6. Kreieren Sie jetzt aus den Sätzen, die vor Ihnen liegen, Ihr Motto-Ziel. Dafür bilden Sie am besten einen Satz, der für Sie beschreibt, wie Ihr Ziel aussieht. Den Satz müssen nur Sie selbst verstehen – für Sie muss er sich aber auch vollkommen wahr anfühlen! Wie fühlt sich beim Beispiel der Teamkommunikation z.B. an: „Ich schwinge mich von Waggon zu Waggon und halte dabei das Lenkrad in der Hand“. Prüfen Sie in diesem Schritt ihren Satz mit der Affektbilanz so lange, bis er Ihren zuvor festgelegten Affektgrad – positiv und negativ – erreicht hat.

Ein Schritt weiter auf dem Weg zum Ziel

Wenn Sie Ihr Motto-Ziel erstellt haben, haben Sie einen ganz eindeutigen Wegweiser, an dem Sie sich in allen zielrelevanten Situationen ausrichten können. Sie haben Ihre Intentions- und Extensionsebene zusammengeführt, und Ihr Ziel wird sich für Sie jetzt viel kohärenter anfühlen. Und wenn die Motivation erst stimmt, wird es viel leichter, Ihre Ziele Schritt für Schritt zu erreichen.
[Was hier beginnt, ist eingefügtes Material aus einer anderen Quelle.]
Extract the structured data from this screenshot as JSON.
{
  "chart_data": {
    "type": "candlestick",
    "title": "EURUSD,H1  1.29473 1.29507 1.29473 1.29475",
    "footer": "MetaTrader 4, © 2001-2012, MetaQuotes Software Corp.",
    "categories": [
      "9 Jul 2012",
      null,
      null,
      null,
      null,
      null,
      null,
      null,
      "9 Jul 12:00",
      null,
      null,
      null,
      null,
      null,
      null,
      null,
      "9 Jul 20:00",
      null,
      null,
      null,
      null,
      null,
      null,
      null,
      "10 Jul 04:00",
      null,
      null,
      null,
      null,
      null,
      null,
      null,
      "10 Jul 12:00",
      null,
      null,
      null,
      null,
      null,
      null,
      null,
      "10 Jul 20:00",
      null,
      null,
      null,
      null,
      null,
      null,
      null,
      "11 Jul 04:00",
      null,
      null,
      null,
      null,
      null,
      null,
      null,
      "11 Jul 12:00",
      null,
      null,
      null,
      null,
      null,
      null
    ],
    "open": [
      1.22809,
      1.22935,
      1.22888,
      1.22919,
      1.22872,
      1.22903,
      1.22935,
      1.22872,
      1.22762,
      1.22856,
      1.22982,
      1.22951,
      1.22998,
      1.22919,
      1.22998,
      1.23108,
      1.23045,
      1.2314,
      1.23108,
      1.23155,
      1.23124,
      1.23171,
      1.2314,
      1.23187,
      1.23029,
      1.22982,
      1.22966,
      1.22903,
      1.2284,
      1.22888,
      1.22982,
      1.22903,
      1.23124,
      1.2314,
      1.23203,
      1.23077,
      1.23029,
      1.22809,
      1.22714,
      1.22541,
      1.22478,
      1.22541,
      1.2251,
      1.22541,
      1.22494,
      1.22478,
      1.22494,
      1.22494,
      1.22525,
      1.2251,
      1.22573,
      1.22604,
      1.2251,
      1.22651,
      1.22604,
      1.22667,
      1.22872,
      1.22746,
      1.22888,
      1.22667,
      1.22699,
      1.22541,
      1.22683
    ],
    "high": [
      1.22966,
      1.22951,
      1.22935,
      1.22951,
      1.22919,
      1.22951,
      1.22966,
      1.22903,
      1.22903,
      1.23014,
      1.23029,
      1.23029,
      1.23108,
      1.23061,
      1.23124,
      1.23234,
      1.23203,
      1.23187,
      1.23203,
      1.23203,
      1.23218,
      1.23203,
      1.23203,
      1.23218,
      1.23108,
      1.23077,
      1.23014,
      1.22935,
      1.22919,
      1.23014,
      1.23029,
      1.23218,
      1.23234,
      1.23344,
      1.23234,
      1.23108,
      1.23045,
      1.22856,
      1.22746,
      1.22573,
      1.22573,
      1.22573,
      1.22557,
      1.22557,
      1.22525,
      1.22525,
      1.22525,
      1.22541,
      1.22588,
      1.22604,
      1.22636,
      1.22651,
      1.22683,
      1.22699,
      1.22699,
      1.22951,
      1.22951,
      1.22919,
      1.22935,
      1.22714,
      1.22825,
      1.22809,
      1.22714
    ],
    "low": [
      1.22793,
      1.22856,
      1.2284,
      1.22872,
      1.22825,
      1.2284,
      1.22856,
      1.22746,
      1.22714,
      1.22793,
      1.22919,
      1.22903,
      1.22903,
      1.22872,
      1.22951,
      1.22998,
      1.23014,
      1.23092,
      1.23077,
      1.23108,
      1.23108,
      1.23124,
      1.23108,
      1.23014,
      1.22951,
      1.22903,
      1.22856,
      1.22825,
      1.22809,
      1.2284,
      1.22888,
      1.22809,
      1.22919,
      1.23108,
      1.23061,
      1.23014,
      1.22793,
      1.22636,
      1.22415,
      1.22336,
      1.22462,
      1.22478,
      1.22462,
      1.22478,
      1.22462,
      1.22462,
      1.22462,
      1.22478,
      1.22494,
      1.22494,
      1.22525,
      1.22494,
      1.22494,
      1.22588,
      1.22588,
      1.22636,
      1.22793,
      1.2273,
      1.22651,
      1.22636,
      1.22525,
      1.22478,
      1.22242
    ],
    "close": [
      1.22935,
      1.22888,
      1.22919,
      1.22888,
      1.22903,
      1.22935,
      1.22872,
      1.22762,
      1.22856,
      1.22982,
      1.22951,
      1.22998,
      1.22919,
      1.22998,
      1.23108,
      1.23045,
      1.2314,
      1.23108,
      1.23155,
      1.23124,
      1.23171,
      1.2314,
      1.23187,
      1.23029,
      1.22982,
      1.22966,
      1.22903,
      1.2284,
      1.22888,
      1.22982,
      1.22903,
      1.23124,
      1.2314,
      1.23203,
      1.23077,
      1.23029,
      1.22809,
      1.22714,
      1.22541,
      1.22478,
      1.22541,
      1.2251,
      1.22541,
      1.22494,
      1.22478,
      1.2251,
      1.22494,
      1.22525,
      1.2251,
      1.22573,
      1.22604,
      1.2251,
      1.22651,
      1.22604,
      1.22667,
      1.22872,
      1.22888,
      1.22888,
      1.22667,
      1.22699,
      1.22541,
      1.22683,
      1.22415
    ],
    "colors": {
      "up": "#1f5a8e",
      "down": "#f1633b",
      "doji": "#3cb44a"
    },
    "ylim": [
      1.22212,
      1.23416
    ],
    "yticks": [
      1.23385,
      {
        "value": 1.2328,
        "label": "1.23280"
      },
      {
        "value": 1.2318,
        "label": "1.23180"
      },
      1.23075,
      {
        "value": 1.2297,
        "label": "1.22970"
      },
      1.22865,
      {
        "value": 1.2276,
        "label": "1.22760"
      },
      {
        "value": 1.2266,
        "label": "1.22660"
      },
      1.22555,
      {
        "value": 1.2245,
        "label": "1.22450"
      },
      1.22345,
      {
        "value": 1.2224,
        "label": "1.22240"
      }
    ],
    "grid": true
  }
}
Die Anregungen zur Gestaltung des Motto-Ziels beruhen auf dem Buch „Die Kraft aus dem Selbst“ (Storch, M. & Kohl, J. (2013). Die Kraft aus dem Selbst. Bern: Verlag Hans Huber), in dem Sie neben Motto-Zielen noch andere PsychoGyms finden, um die Kraft Ihres Unbewussten zu nutzen.